RUN, RUN, RUN. Wishing to show common cause with my new employers, I participated in the Corporate Challenge in Central Park this evening. It's a three-and-a-half mile run (or walk, as the new rules allow) that somehow generates bucks for charity, and corporate pride -- you turn up with your colleagues in logo-identifying T-shirts and convey your time to a captain, to be posted in some dark corner of the web. I'd last done this years ago, when all were expected to run for an easier 3.5 kilometers (why is everything easier for the Europeans?); I had never so much as stepped on a treadmill before, I drank heavily the night before (and the night before, and the night before...), and ran in high-tops and surfer jams, breaking the tape at 30 minutes flat.

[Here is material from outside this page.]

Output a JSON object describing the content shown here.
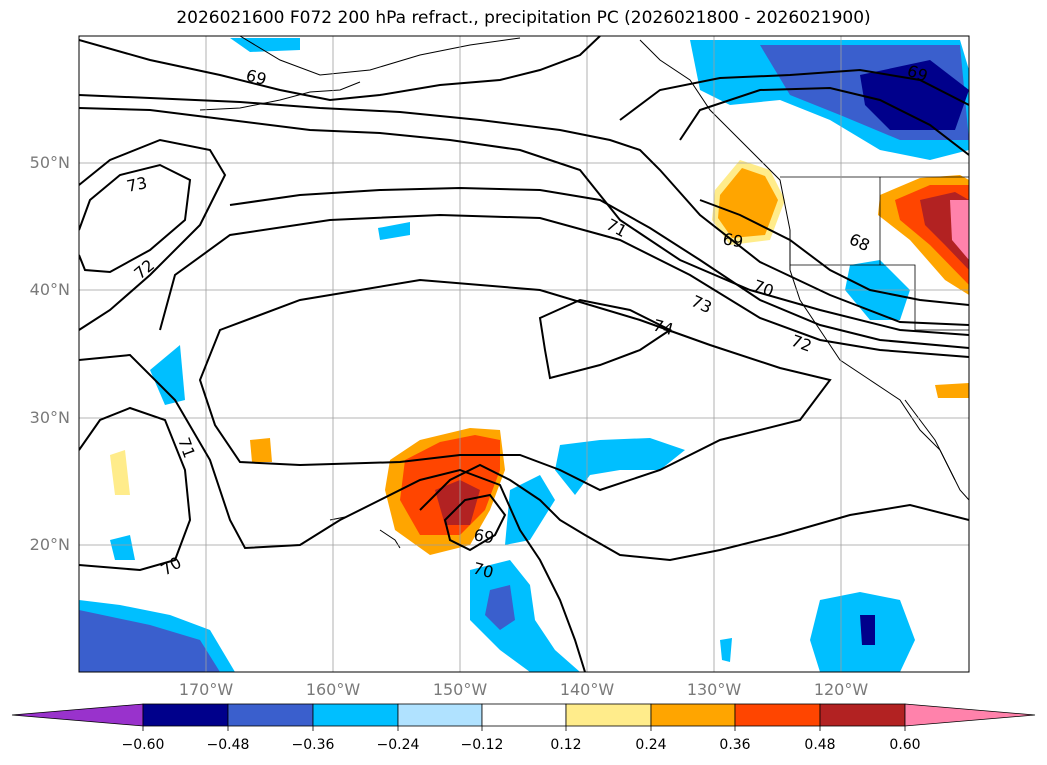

This evening's field was much more crammed than the last one I'd joined; it took those of us proceeding from the "non-competitive area" (the default gathering spot -- I guess you had to demonstrate a subscription to Runner's World or pass a hamstring-to-beer-belly ratio examination to start further up) four or five minutes to even reach the official starting line.
Thereafter the field was still crowded but navigable. I noticed a lot of different and distinct breathing patterns around me: steady pants, wheezes, grunts, and sharp, horror-movie gasps. To further remove my mind of numbing boredom and intimations of death, I checked out chicks' butts. The Corporate Challenge is a feast for ass-men; I wonder if this isn't a large, undisclosed come-on for events like this. Maybe all the strain and sweat is a turn-on too for some -- the TV ads for health clubs, with their crypto-pornographic close-ups of straining torsos, certainly suggest this.
The clock said 36:32 when I hauled myself across the finish. My captain allowed two minutes for starting-line congestion, which I didn't dispute. Even by this conservative estimate I'm in no worse shape than I was back in the day, at least physically, which amazes me, given the time I spend parked on my keister, crunching verbiage.
The real test will be whether I can get my pants on tomorrow.